Hasselbeck "back" to the sidelines -- 8.19.2008 A.M. practice

Posted by Danny O'Neil

Matt Hasselbeck left the practice field on Tuesday morning with tightness in his back. He went into the locker room and did not return for the rest of practice. That left Charlie Frye the quarterback taking repetitions with the first team because Seneca Wallace is still out with an injured groin.

TE Jeb Putzier was also sidelined by a tightened back.

The other guys out: LS Tyler Schmitt, LB Will Herring, OL Samuel Gutekunst, RT Sean Locklear, OL Will Robinson, DT Red Bryant, WR Deion Brach, WR Bobby Engram, DE Chris Cooper and DT Larry Tripplett.

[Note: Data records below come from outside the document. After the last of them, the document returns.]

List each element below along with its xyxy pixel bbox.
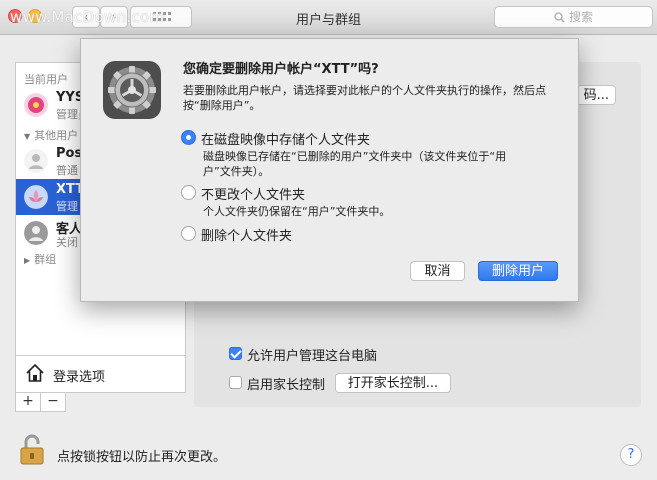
login-options-label: 登录选项 [53,370,106,385]
lotus-avatar [24,185,48,209]
option-store-disk-image-label: 在磁盘映像中存储个人文件夹 [201,133,371,148]
system-preferences-gear-icon [103,61,161,119]
delete-user-button[interactable]: 删除用户 [478,261,558,281]
dialog-message: 若要删除此用户帐户，请选择要对此帐户的个人文件夹执行的操作，然后点按“删除用户”… [183,84,546,112]
disclosure-down-icon: ▼ [24,132,31,141]
cancel-button[interactable]: 取消 [410,261,465,281]
guest-avatar [24,221,48,245]
disclosure-right-icon: ▶ [24,256,31,265]
groups-header[interactable]: ▶ 群组 [24,251,56,267]
search-icon [554,12,565,23]
option-keep-home-folder-desc: 个人文件夹仍保留在“用户”文件夹中。 [203,205,391,218]
dialog-title: 您确定要删除用户帐户“XTT”吗? [183,62,379,77]
option-keep-home-folder-label: 不更改个人文件夹 [201,188,306,203]
title-bar: ‹ › www.MacDown.com 用户与群组 搜索 [0,0,657,35]
option-delete-home-folder-label: 删除个人文件夹 [201,229,293,244]
other-users-label: 其他用户 [34,129,79,142]
open-parental-controls-button[interactable]: 打开家长控制... [335,373,451,393]
house-icon [26,363,44,382]
lock-icon[interactable] [19,434,45,466]
search-field[interactable]: 搜索 [494,6,653,28]
login-options-row[interactable]: 登录选项 [16,355,185,392]
parental-controls-label: 启用家长控制 [247,378,326,393]
radio-store-disk-image[interactable] [181,130,196,145]
delete-user-dialog: 您确定要删除用户帐户“XTT”吗? 若要删除此用户帐户，请选择要对此帐户的个人文… [80,38,579,302]
help-button[interactable]: ? [620,444,642,466]
groups-label: 群组 [34,253,57,266]
flower-avatar [24,93,48,117]
generic-user-avatar [24,149,48,173]
lock-message: 点按锁按钮以防止再次更改。 [57,450,227,465]
add-user-button[interactable]: + [16,393,41,411]
radio-delete-home-folder[interactable] [181,226,196,241]
other-users-header[interactable]: ▼ 其他用户 [24,127,78,143]
add-remove-bar: + − [15,392,66,412]
allow-admin-checkbox[interactable] [229,347,242,360]
user-role: 管理 [56,200,78,213]
allow-admin-label: 允许用户管理这台电脑 [247,349,378,364]
parental-controls-checkbox[interactable] [229,376,242,389]
user-role: 关闭 [56,236,78,249]
remove-user-button[interactable]: − [41,393,65,411]
search-placeholder: 搜索 [568,10,593,24]
radio-keep-home-folder[interactable] [181,185,196,200]
user-role: 普通 [56,164,78,177]
current-users-label: 当前用户 [24,73,68,86]
option-store-disk-image-desc: 磁盘映像已存储在“已删除的用户”文件夹中（该文件夹位于“用户”文件夹）。 [203,150,507,178]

Defensive end Lawrence Jackson is now working with the first-unit defense and that left him going against that Walter Jones guy who works like the witness protection program at left tackle. He can make people vanish without a trace.

Jones doesn't say much when he works. In fact, Bryce Fisher once said that the most frustrating thing about going against Jones is that he would work his absolute hardest, even to the point he would feel a little fatigued only to see that Jones was barely sweating.

Well, Jackson is getting a similar introduction as the Big Walt remains mostly silent even at practice.

"I'll get a laugh every once in a while," Jackson said. "To him, he's going out there getting his work done and I'm fighting, trying to beat him."